吉田神社でお参りし、三回生から一回生へ代替わりをするのを神様が見届けるだって? すると鬼や式神が見えるようになるとか? こういうお話がまことしやかに語られても何の違和感もなさそうなのが京都、じゃありませんか?

私は仕事で大阪から四条烏丸河原町を行くくらいの道路を見知っただけで、あとは観光くらいしか分かりません。でも本作では鴨川デルタであったり、百万遍であったり、良く分からんけどまあ京都の地名が出てくるわけです。
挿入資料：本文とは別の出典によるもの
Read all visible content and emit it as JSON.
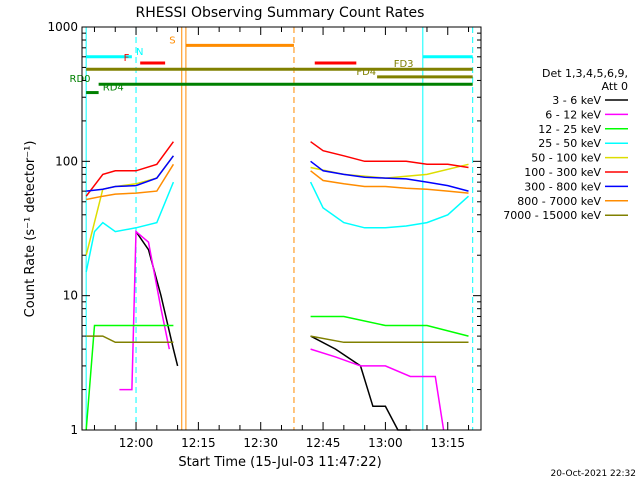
{
  "chart_data": {
    "type": "line",
    "title": "RHESSI Observing Summary Count Rates",
    "xlabel": "Start Time (15-Jul-03 11:47:22)",
    "ylabel": "Count Rate (s⁻¹ detector⁻¹)",
    "yscale": "log",
    "ylim": [
      1,
      1000
    ],
    "xlim": [
      "11:47",
      "13:23"
    ],
    "x_ticks": [
      "12:00",
      "12:15",
      "12:30",
      "12:45",
      "13:00",
      "13:15"
    ],
    "y_ticks": [
      "1",
      "10",
      "100",
      "1000"
    ],
    "timestamp": "20-Oct-2021 22:32",
    "legend": {
      "header": [
        "Det 1,3,4,5,6,9,",
        "Att 0"
      ],
      "placement": "right"
    },
    "series": [
      {
        "name": "3 - 6 keV",
        "color": "#000000",
        "segments": [
          {
            "x": [
              "12:00",
              "12:03",
              "12:06",
              "12:09",
              "12:10"
            ],
            "y": [
              30,
              22,
              10,
              4,
              3
            ]
          },
          {
            "x": [
              "12:42",
              "12:48",
              "12:54",
              "12:57",
              "13:00",
              "13:03",
              "13:06"
            ],
            "y": [
              5,
              4,
              3,
              1.5,
              1.5,
              1,
              1
            ]
          }
        ]
      },
      {
        "name": "6 - 12 keV",
        "color": "#ff00ff",
        "segments": [
          {
            "x": [
              "11:56",
              "11:59",
              "12:00",
              "12:03",
              "12:06",
              "12:08"
            ],
            "y": [
              2,
              2,
              30,
              25,
              8,
              4
            ]
          },
          {
            "x": [
              "12:42",
              "12:48",
              "12:54",
              "13:00",
              "13:06",
              "13:12",
              "13:14"
            ],
            "y": [
              4,
              3.5,
              3,
              3,
              2.5,
              2.5,
              1
            ]
          }
        ]
      },
      {
        "name": "12 - 25 keV",
        "color": "#00ff00",
        "segments": [
          {
            "x": [
              "11:48",
              "11:50",
              "11:55",
              "12:00",
              "12:05",
              "12:09"
            ],
            "y": [
              1,
              6,
              6,
              6,
              6,
              6
            ]
          },
          {
            "x": [
              "12:42",
              "12:50",
              "13:00",
              "13:10",
              "13:20"
            ],
            "y": [
              7,
              7,
              6,
              6,
              5
            ]
          }
        ]
      },
      {
        "name": "25 - 50 keV",
        "color": "#00ffff",
        "segments": [
          {
            "x": [
              "11:48",
              "11:50",
              "11:52",
              "11:55",
              "12:00",
              "12:05",
              "12:09"
            ],
            "y": [
              15,
              30,
              35,
              30,
              32,
              35,
              70
            ]
          },
          {
            "x": [
              "12:42",
              "12:45",
              "12:50",
              "12:55",
              "13:00",
              "13:05",
              "13:10",
              "13:15",
              "13:20"
            ],
            "y": [
              70,
              45,
              35,
              32,
              32,
              33,
              35,
              40,
              55
            ]
          }
        ]
      },
      {
        "name": "50 - 100 keV",
        "color": "#dddd00",
        "segments": [
          {
            "x": [
              "11:48",
              "11:52",
              "11:55",
              "12:00",
              "12:05",
              "12:09"
            ],
            "y": [
              20,
              62,
              65,
              68,
              75,
              110
            ]
          },
          {
            "x": [
              "12:42",
              "12:50",
              "13:00",
              "13:10",
              "13:20"
            ],
            "y": [
              90,
              80,
              75,
              80,
              95
            ]
          }
        ]
      },
      {
        "name": "100 - 300 keV",
        "color": "#ff0000",
        "segments": [
          {
            "x": [
              "11:48",
              "11:52",
              "11:55",
              "12:00",
              "12:05",
              "12:09"
            ],
            "y": [
              55,
              80,
              85,
              85,
              95,
              140
            ]
          },
          {
            "x": [
              "12:42",
              "12:45",
              "12:50",
              "12:55",
              "13:00",
              "13:05",
              "13:10",
              "13:15",
              "13:20"
            ],
            "y": [
              140,
              120,
              110,
              100,
              100,
              100,
              95,
              95,
              90
            ]
          }
        ]
      },
      {
        "name": "300 - 800 keV",
        "color": "#0000ff",
        "segments": [
          {
            "x": [
              "11:48",
              "11:52",
              "11:55",
              "12:00",
              "12:05",
              "12:09"
            ],
            "y": [
              60,
              62,
              65,
              66,
              75,
              110
            ]
          },
          {
            "x": [
              "12:42",
              "12:45",
              "12:50",
              "12:55",
              "13:00",
              "13:05",
              "13:10",
              "13:15",
              "13:20"
            ],
            "y": [
              100,
              85,
              80,
              76,
              75,
              74,
              70,
              66,
              60
            ]
          }
        ]
      },
      {
        "name": "800 - 7000 keV",
        "color": "#ff8c00",
        "segments": [
          {
            "x": [
              "11:48",
              "11:52",
              "11:55",
              "12:00",
              "12:05",
              "12:09"
            ],
            "y": [
              52,
              55,
              57,
              58,
              60,
              95
            ]
          },
          {
            "x": [
              "12:42",
              "12:45",
              "12:50",
              "12:55",
              "13:00",
              "13:05",
              "13:10",
              "13:15",
              "13:20"
            ],
            "y": [
              85,
              72,
              68,
              65,
              65,
              63,
              62,
              60,
              58
            ]
          }
        ]
      },
      {
        "name": "7000 - 15000 keV",
        "color": "#808000",
        "segments": [
          {
            "x": [
              "11:48",
              "11:52",
              "11:55",
              "12:00",
              "12:05",
              "12:09"
            ],
            "y": [
              5,
              5,
              4.5,
              4.5,
              4.5,
              4.5
            ]
          },
          {
            "x": [
              "12:42",
              "12:50",
              "13:00",
              "13:10",
              "13:20"
            ],
            "y": [
              5,
              4.5,
              4.5,
              4.5,
              4.5
            ]
          }
        ]
      }
    ],
    "vertical_lines": [
      {
        "x": "11:48",
        "color": "#00ffff",
        "style": "solid"
      },
      {
        "x": "12:00",
        "color": "#00ffff",
        "style": "dashed"
      },
      {
        "x": "12:11",
        "color": "#ff8c00",
        "style": "solid"
      },
      {
        "x": "12:12",
        "color": "#ff8c00",
        "style": "solid"
      },
      {
        "x": "12:38",
        "color": "#ff8c00",
        "style": "dashed"
      },
      {
        "x": "13:09",
        "color": "#00ffff",
        "style": "solid"
      },
      {
        "x": "13:21",
        "color": "#00ffff",
        "style": "dashed"
      }
    ],
    "flag_bars": [
      {
        "label": "N",
        "color": "#00ffff",
        "y": 600,
        "ranges": [
          [
            "11:48",
            "11:59"
          ],
          [
            "13:09",
            "13:21"
          ]
        ],
        "label_at": "12:00"
      },
      {
        "label": "F",
        "color": "#ff0000",
        "y": 540,
        "ranges": [
          [
            "12:01",
            "12:07"
          ],
          [
            "12:43",
            "12:53"
          ]
        ],
        "label_at": "11:57"
      },
      {
        "label": "S",
        "color": "#ff8c00",
        "y": 730,
        "ranges": [
          [
            "12:12",
            "12:38"
          ]
        ],
        "label_at": "12:08"
      },
      {
        "label": "FD3",
        "color": "#808000",
        "y": 485,
        "ranges": [
          [
            "11:48",
            "13:21"
          ]
        ],
        "label_at": "13:02"
      },
      {
        "label": "FD4",
        "color": "#808000",
        "y": 425,
        "ranges": [
          [
            "12:58",
            "13:21"
          ]
        ],
        "label_at": "12:53"
      },
      {
        "label": "RD0",
        "color": "#008000",
        "y": 375,
        "ranges": [
          [
            "11:51",
            "13:21"
          ]
        ],
        "label_at": "11:44"
      },
      {
        "label": "RD4",
        "color": "#008000",
        "y": 325,
        "ranges": [
          [
            "11:48",
            "11:51"
          ]
        ],
        "label_at": "11:52"
      }
    ]
  }
}
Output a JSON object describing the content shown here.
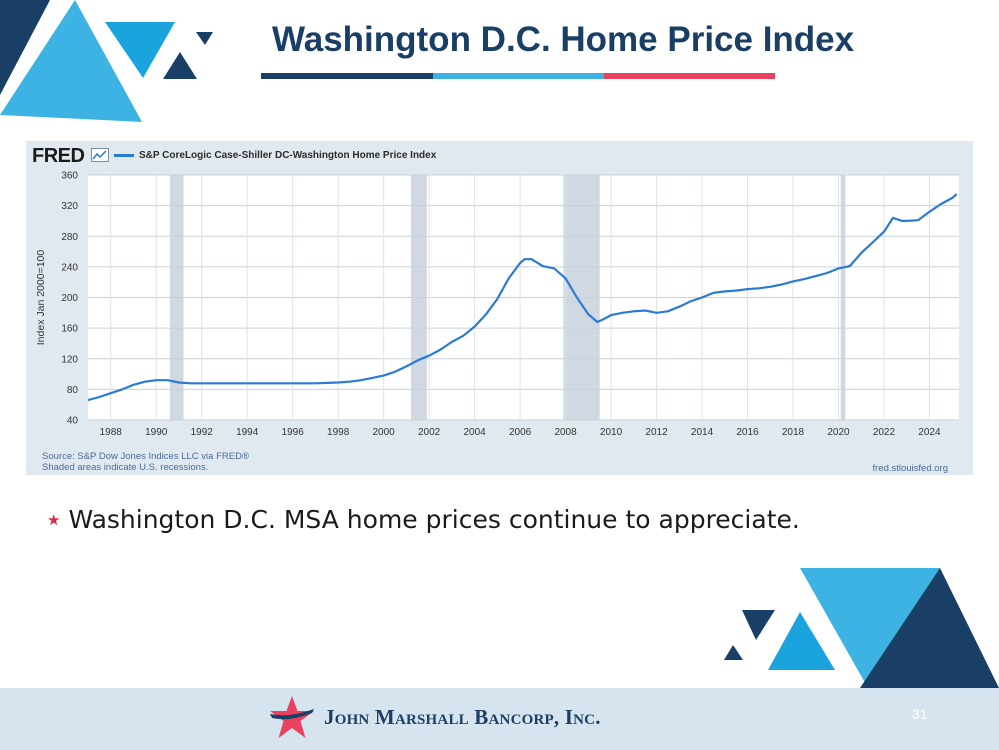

日常の生活の陰に、異次元の何かが何食わぬ顔で潜んでいる、なんて想像もしてしまいます。まあ、そういう憧れを刺激されます。

 

あ、オチはないですが、高2の時に京大模試というのを受けて6点(偏差値は38くらい?)とって、やっぱり私大文系だと決めた記憶があります(30年前の話。言いたいだけ)。

 

おわりに

ということで忘れていたくらい久しぶりな万城目氏の作品でした。

次に京都に行く際は、事前にこの作品と森見氏の作品を読んだうえで観光に行ってみたいものです。

 

まあそれとは関係なく、青春小説が読みたい方にはお勧め。読後の爽やかさが素晴らしいですよ。